Halftime has become the hardest part of Kargbo’s soccer games this season. The break is designed as a time to rest and reflect on the game, and that is exactly the problem for Mount Vernon’s senior captain; he is playing the game, in large part, to forget about his past.
“Being next to a soccer field makes me feel much better and happy, and then I avoid all my pain and sorrows,” Kargbo said.
When the perpetual motion stops, the 19-year-old striker often ruminates about the civil war in his native Sierra Leone that fractured his family. He thinks about his father, who died in 2008. But the heaviest weight on his mind also is the most recent life-altering event: the death of his mother in February.
Sometimes, those flashes will all lead to a single question for Kargbo: “Where am I going?”
The struggle is in the internal wiring of Kargbo, but one thing he does not do is solicit pity. That is not how his mother, Meferah Kamara, raised him.
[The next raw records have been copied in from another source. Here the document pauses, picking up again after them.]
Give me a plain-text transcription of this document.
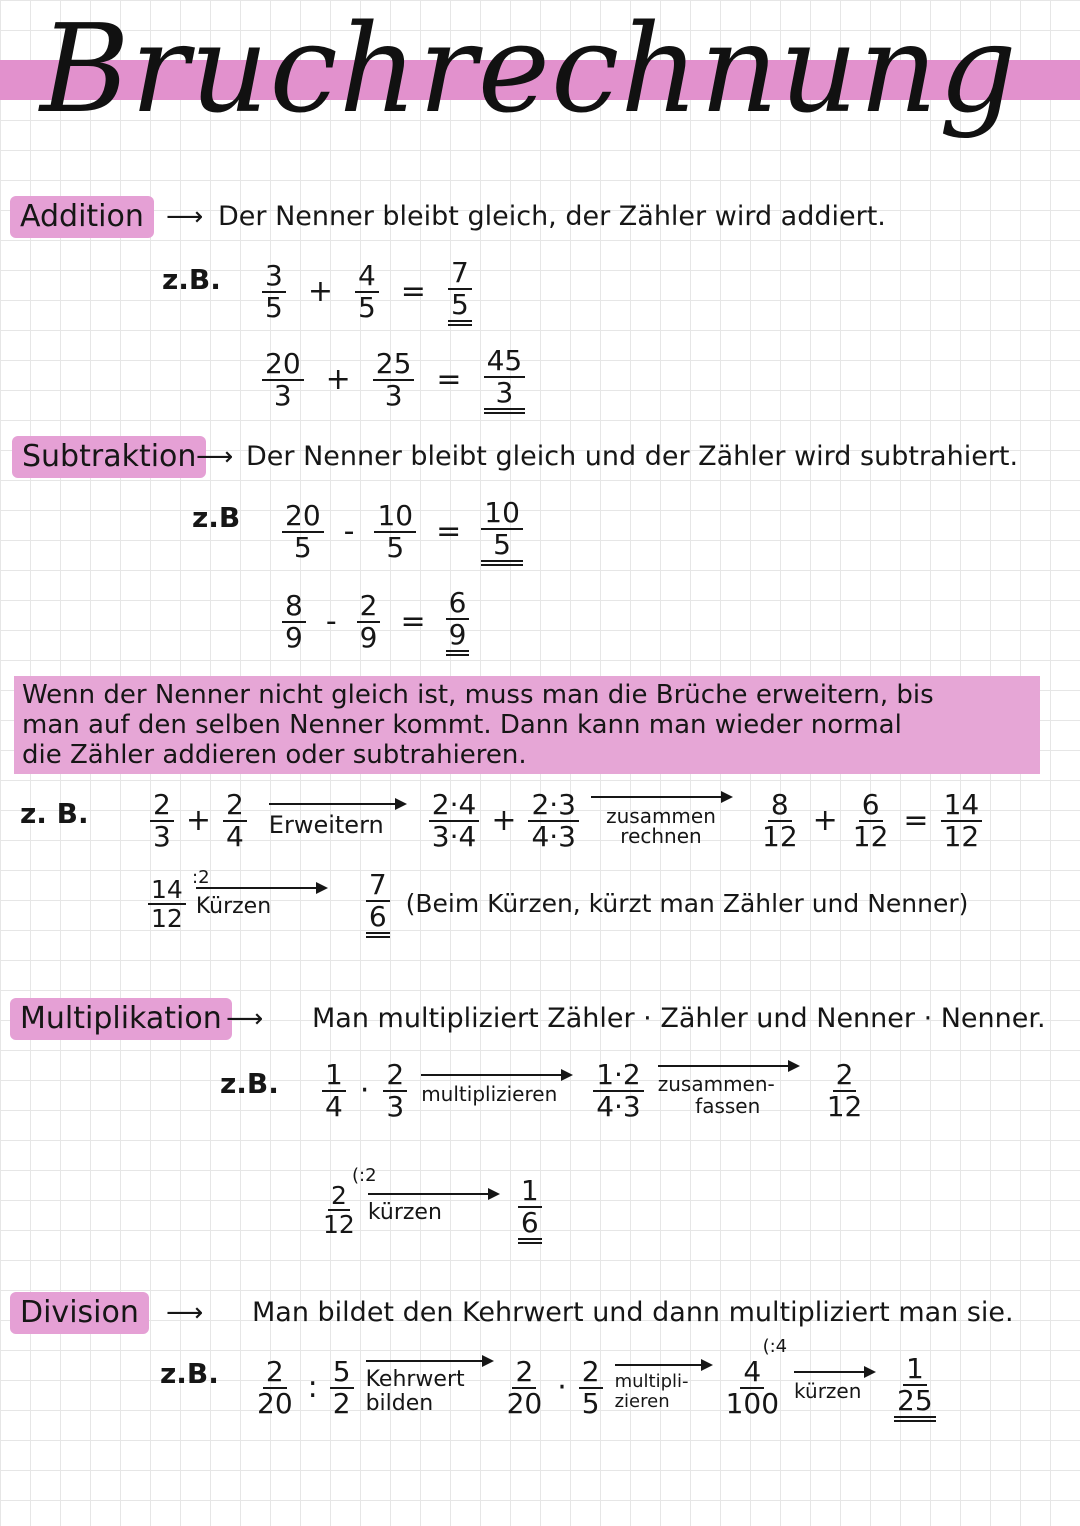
Bruchrechnung
Addition ⟶ Der Nenner bleibt gleich, der Zähler wird addiert.
z.B. $\frac{3}{5} + \frac{4}{5} = \frac{7}{5}$
$\frac{20}{3} + \frac{25}{3} = \frac{45}{3}$
Subtraktion ⟶ Der Nenner bleibt gleich und der Zähler wird subtrahiert.
$z.B \frac{20}{5} - \frac{10}{5} = \frac{10}{5}$
$\frac{8}{9} - \frac{2}{9} = \frac{6}{9}$
Wenn der Nenner nicht gleich ist, muss man die Brüche erweitern, bis
man auf den selben Nenner kommt. Dann kann man wieder normal
die Zähler addieren oder subtrahieren.
z. B. $\frac{2}{3} + \frac{2}{4}$ Erweitern	$\frac{2\cdot 4}{3\cdot 4} + \frac{2\cdot 3}{4\cdot 3}$	zusammen
rechnen	$\frac{8}{12} + \frac{6}{12} = \frac{14}{12}$
:2
$\frac{14}{12}$ Kürzen	$\frac{7}{6}$ (Beim Kürzen, kürzt man Zähler und Nenner)
Multiplikation ⟶ Man multipliziert Zähler · Zähler und Nenner · Nenner.
z.B. $\frac{1}{4} \cdot \frac{2}{3}$ multiplizieren	$\frac{1\cdot 2}{4\cdot 3}$ zusammen-
fassen	$\frac{2}{12}$
(:2
$\frac{2}{12}$ kürzen	$\frac{1}{6}$
Division	⟶ Man bildet den Kehrwert und dann multipliziert man sie.
z.B. $\frac{2}{20}$ : $\frac{5}{2}$ Kehrwert
bilden	$\frac{2}{20} \cdot \frac{2}{5}$ multipli-
zieren
(:4
$\frac{4}{100}$ kürzen	$\frac{1}{25}$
“He’s still shocked,” said Kadiatu Jalloh, Kargbo’s 20-year-old cousin who grew up with him across Africa and now lives in Fredericksburg. “The only time he lets it out is when he goes to [soccer]. That’s how he lets his feelings out. . . he never misses a practice, never misses a game.”
A life uprooted
The civil strife between Sierra Leone’s democratic socialist government and the Revolution United Front was already three years old by the time Kargbo was born in the country in 1994, and the 11-year conflict that killed tens of thousands of people set the tone for Kargbo’s upbringing. His home was burned down. His cousin was shot in the ribs. As a 5-year-old, he saw dead bodies in the streets of Freetown.
“It just seemed like my whole childhood burned down right before my eyes,” Kargbo said. Throughout his youth, he would wake up in the middle of the night screaming from nightmares.
“In my time, it was okay,” said 42-year-old Ahmad Sasso, a Sierra Leone native who left the country prior to the civil war starting in 1991 and now coaches youth soccer in the Washington area. “Simond’s time. . . the rebels would cut hands off the kids, kill and kill, rape the women. . . it was really bad.”
Eventually, Kargbo was forced to leave the country with his mother and other family members, and their refugee journey led them to Senegal, Ivory Coast and Guinea before they arrived in Northern Virginia in 2003. Along the way, soccer was the one constant in Kargbo’s life.The game broke down borders in Senegal, when Kargbo was struggling to learn French at school, and it helped him acclimate to American culture.
When Kargbo’s father, Sori, died in Sierra Leone in 2008, his mother became his pillar. She always stretched Kargbo out at home after games and practices. She taught him how to cook African dishes, so he could take care of himself when she had to work late hours.